Ser um doador é um gesto de amor que pode salvar muitas vidas, se você quer doar seus órgãos, converse com a sua família, só eles podem autorizar a doação e garantir que a vida continue. O ato é simples, não há registros no RG ou CNH e sem custos financeiros.
Você sabia que mais de 30 mil brasileiros aguardam na fila a espera de um transplante?
Como mudar esse cenário e permitir que cada vez mais pessoas que estão na fila de transplantes possam voltar a desfrutar de uma vida confortável? É importante saber que:
- Se você está doente ou ferido e foi admitido no hospital, a prioridade número um é salvar a sua vida. A doação de órgãos somente será considerada após sua morte e após o consentimento de sua família;
- As religiões enxergam a doação como um ato de caridade e amor ao próximo;
- Pessoas de todas as idades e históricos médicos podem ser consideradas possíveis doadoras. Sua condição médica no momento da morte determinará quais órgãos e tecidos poderão ser doados.
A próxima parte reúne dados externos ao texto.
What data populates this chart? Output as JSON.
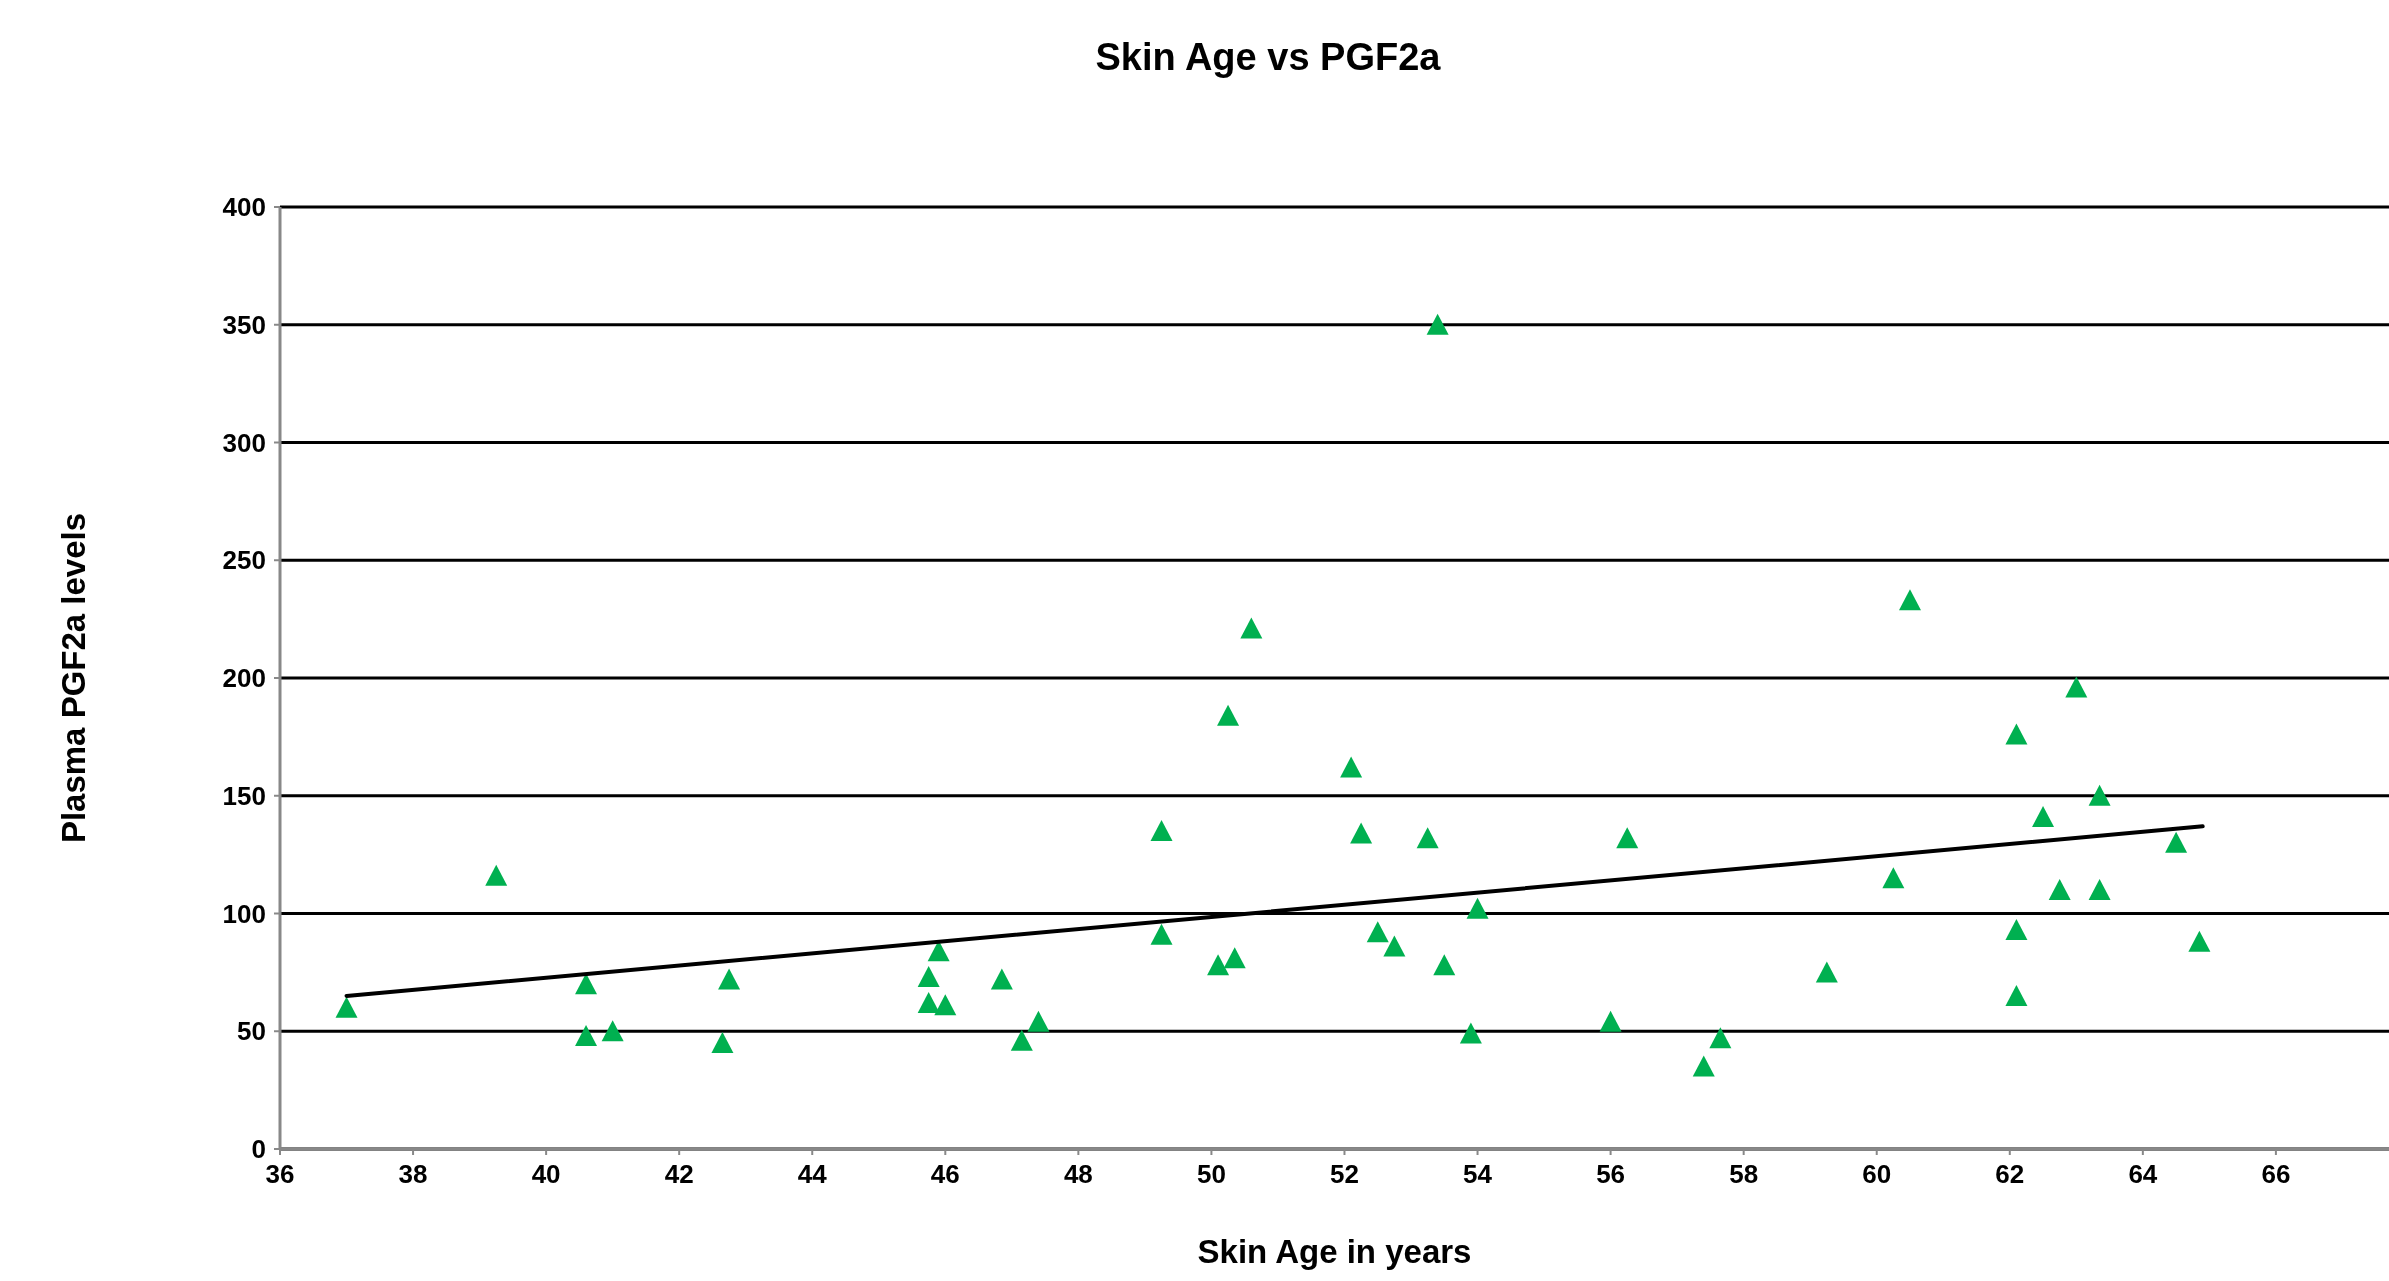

- O diagnóstico de morte encefálica faz parte da legislação nacional e do Conselho Federal de Medicina. Dois médicos em diferentes momentos examinam o paciente e fazem o diagnóstico clínico de morte encefálica. Um exame gráfico, como ultrassom com Doppler ou arteriografia e eletroencefalograma, é realizado para comprovar que o encéfalo já não funciona.
- Os transplantes ocorrem através de uma cirurgia tradicional e, ao fim do procedimento, o corpo é reconstituído, podendo ser velado normalmente.
- Os órgãos são transplantados para os primeiros pacientes compatíveis que estão aguardando em lista única da central de transplantes da Secretaria de Saúde de cada Estado. Esse processo, além de justo, é controlado pelo Sistema Nacional de Transplantes e supervisionado pelo Ministério Público.